L-R: Datuk Robert GSI Malaysia,Bidco Chairman Vimal Shah,Dr. Dorcas Mbithe senior lecturer Kenyatta University & Neev Shah KAPA Oil during Malaysia Palm Oil technical seminar 2025 on 2nd April 2025. [Wilberforce Okwiri,Standard]
L-R: Datuk Robert GSI Malaysia,Bidco Chairman Vimal Shah,Dr. Dorcas Mbithe senior lecturer Kenyatta University & Neev Shah KAPA Oil during Malaysia Palm Oil technical seminar 2025 on 2nd April 2025. [Wilberforce Okwiri,Standard]
Players in the edible oils sector are doubling down on the push to compel the National Treasury to scrap the 10 per cent import duty on crude palm oil.
This is even as Malaysian firms court local processors as they seek a foothold to expand to the rest of the region.
The introduction of the 10 per cent duty in June 2024 was part of the harmonisation efforts of taxes across the East African Community (EAC) in line with the bloc’s Common External Tariffs (CET).
However, Bidco Africa Chair Vimal Shah said yesterday the move had made cooking oil expensive, considering that Malaysia in December 2024 raised its export duty on crude palm oil from eight to 10 per cent in December 2024 .
This was meant to protect its industry and grow job opportunities. Mr Shah said Kenya should also implement policies that would stimulate the large-scale production and processing of palm oil.
“We need a [palm tree] plantation of a minimum 25,000 acres, a nucleus plantation, and an outgrowers system also. That is where the opportunity lies,” said Mr Shah on the sidelines of a technical seminar on palm oil by the Malaysian Palm Oil Council (MPOC) in Nairobi.
He said Malaysia imposed an export duty on crude oil in an attempt to preserve jobs by ensuring it only exports refined cooking oil.

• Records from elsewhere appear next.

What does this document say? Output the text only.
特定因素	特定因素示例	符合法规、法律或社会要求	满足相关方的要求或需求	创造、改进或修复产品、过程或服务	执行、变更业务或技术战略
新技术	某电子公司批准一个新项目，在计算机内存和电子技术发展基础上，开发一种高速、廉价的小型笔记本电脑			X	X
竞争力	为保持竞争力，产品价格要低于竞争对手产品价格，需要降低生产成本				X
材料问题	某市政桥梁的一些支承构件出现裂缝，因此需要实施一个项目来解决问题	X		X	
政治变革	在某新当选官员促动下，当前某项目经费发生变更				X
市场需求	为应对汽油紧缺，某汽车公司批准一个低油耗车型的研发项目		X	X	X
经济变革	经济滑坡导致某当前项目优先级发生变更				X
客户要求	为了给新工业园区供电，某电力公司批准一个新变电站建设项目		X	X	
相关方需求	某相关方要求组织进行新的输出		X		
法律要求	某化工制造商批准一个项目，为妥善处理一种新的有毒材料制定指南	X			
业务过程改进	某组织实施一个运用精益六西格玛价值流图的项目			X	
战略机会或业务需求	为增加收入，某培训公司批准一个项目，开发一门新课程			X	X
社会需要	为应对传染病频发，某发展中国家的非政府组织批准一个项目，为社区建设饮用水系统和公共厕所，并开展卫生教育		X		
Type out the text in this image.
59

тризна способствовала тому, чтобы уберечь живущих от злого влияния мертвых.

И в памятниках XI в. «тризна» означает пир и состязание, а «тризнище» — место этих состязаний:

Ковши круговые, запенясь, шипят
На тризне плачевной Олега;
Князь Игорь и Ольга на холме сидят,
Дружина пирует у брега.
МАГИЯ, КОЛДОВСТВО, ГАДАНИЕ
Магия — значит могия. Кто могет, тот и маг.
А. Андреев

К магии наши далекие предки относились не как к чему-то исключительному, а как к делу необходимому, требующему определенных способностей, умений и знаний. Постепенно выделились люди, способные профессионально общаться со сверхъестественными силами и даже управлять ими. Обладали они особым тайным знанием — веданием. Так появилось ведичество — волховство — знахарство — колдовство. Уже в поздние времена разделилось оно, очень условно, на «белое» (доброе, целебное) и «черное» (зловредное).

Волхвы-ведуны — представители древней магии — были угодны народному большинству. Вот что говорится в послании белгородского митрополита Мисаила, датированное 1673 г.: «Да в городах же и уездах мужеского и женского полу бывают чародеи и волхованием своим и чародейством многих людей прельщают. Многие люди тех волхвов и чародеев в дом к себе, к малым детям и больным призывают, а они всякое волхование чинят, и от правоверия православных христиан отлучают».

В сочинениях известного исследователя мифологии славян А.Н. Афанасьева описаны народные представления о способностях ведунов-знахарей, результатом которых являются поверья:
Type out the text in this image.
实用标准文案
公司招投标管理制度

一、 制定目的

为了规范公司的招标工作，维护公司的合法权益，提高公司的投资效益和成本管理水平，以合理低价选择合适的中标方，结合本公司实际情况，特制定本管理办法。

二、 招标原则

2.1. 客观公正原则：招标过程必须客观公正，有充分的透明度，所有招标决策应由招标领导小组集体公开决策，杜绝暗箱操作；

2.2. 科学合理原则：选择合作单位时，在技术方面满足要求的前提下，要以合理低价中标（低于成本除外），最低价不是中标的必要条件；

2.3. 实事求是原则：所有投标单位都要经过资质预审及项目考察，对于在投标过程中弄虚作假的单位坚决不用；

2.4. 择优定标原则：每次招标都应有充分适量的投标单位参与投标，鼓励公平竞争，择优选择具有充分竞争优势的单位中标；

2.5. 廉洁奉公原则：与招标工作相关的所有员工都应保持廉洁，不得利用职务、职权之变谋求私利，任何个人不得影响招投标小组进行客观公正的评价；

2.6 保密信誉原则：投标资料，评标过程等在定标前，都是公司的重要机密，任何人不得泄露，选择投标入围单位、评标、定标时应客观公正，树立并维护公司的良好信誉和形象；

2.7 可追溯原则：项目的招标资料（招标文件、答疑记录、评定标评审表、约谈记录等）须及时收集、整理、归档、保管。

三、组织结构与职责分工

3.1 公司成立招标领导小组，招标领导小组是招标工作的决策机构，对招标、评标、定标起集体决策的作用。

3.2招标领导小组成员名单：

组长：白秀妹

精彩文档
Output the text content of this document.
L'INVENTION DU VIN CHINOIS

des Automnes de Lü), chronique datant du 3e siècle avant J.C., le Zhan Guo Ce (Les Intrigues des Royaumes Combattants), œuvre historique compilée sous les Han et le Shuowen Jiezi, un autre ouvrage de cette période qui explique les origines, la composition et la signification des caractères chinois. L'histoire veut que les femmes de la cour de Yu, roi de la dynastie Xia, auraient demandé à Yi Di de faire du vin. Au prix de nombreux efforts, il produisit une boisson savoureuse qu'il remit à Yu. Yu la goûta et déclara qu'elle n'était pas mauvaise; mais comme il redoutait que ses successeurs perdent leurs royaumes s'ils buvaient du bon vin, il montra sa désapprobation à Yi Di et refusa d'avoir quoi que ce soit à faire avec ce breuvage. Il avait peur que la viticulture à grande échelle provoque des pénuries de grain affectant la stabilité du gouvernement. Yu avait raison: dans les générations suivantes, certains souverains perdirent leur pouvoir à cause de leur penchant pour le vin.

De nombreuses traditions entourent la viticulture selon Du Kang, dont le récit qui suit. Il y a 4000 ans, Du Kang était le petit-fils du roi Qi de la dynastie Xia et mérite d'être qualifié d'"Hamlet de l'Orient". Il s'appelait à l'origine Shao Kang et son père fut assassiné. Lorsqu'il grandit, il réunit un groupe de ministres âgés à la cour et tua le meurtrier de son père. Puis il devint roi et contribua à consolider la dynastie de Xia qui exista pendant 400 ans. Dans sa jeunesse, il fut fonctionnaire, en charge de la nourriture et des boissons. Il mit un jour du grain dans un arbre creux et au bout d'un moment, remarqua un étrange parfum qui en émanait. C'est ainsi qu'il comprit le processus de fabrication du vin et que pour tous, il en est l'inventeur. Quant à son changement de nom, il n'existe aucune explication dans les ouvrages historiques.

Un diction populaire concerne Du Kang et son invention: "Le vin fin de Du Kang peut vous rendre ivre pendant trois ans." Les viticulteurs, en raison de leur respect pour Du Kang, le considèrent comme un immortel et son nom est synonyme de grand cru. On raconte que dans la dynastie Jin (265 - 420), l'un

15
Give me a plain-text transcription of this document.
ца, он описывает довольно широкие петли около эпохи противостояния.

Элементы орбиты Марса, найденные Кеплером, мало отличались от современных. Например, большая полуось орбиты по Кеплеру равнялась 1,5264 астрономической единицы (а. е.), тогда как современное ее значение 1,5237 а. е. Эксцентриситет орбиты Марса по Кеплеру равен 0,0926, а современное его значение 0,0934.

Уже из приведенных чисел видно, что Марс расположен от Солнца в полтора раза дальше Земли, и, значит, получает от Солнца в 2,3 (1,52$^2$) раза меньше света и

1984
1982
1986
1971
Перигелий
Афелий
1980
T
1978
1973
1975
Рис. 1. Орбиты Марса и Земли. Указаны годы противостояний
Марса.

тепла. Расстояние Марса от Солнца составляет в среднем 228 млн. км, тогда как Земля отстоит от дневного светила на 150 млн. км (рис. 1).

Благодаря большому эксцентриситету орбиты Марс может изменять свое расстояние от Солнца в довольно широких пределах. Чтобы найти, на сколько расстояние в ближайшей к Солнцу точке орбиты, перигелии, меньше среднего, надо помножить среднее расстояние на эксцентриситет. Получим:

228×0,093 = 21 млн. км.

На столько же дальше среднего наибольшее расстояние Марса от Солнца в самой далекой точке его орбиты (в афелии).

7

“By only imposing a 10 per cent duty, we have made the product more expensive for Kenyans, and that is where we’ve gone wrong,” he said.
Mr Shah views Malaysia’s interest in deepening trade ties with Kenya as an opportunity to grow the edible oils sector, which has stagnated, according to government data.
“The opportunity for us in Africa is that they have run out of land. We could look at it and say, how do we establish plantations not only in Kenya but across East Africa? We have already demonstrated this as a company—we have plantations in Uganda,” said Mr. Shah.
Theventharan Batumalai, Regional Manager of the Malaysian Palm Oil Council (MPOC) for sub-Saharan Africa, emphasised Kenya’s significance as a market for Malaysia.
“In 2024, Kenya was the fourth-largest importer of Malaysian palm oil. This year, it is the second-largest trading partner for Malaysia in the palm oil sector,” he said.
He noted that Kenya’s manufacturing sector holds great promise, offering opportunities for collaboration as Malaysia looks to expand its market beyond Kenyan borders.
“We see Kenya as a potential gateway to the East African Community. The country has a lot of potential as a manufacturing-driven economy and is one of the most advanced in the African market,” he added.
Collins Marangu, Kenya’s Agriculture Secretary, stated that palm oil is one of the key crops in the government’s plan to revive the once-booming edible oils sector. Other crops under focus include canola and sunflower.
He pointed out that the current supply of edible oil crops is unsustainable due to seasonality challenges. “Processing industries require a continuous supply of raw materials, which is a challenge given Kenya’s heavy reliance on imported oil products such as sunflower, coconut, and canola,” said Mr Marangu, whose speech was read on his behalf.
In 2023, Kenya imported 798,580 tonnes of edible oils valued at Sh102 billion.
Annually, the country imports crude palm oil worth Sh130 billion.
“Crude palm oil from Asian countries accounts for the majority of the import volume and value, with approximately 95 per cent coming from Malaysia and Indonesia,” he said.
Mr Marangu highlighted that Kenya has significant potential for palm oil cultivation in select counties, including Lamu, Kwale, Tana River, Taita Taveta, Homa Bay, Migori, Kisumu, and Busia.
This can be achieved through both outgrower schemes and large-scale plantations. “According to our data, Kenya currently has about 130,000 palm trees, producing approximately 13.7 million tonnes of fresh crude, which is processed to extract oil,” he noted.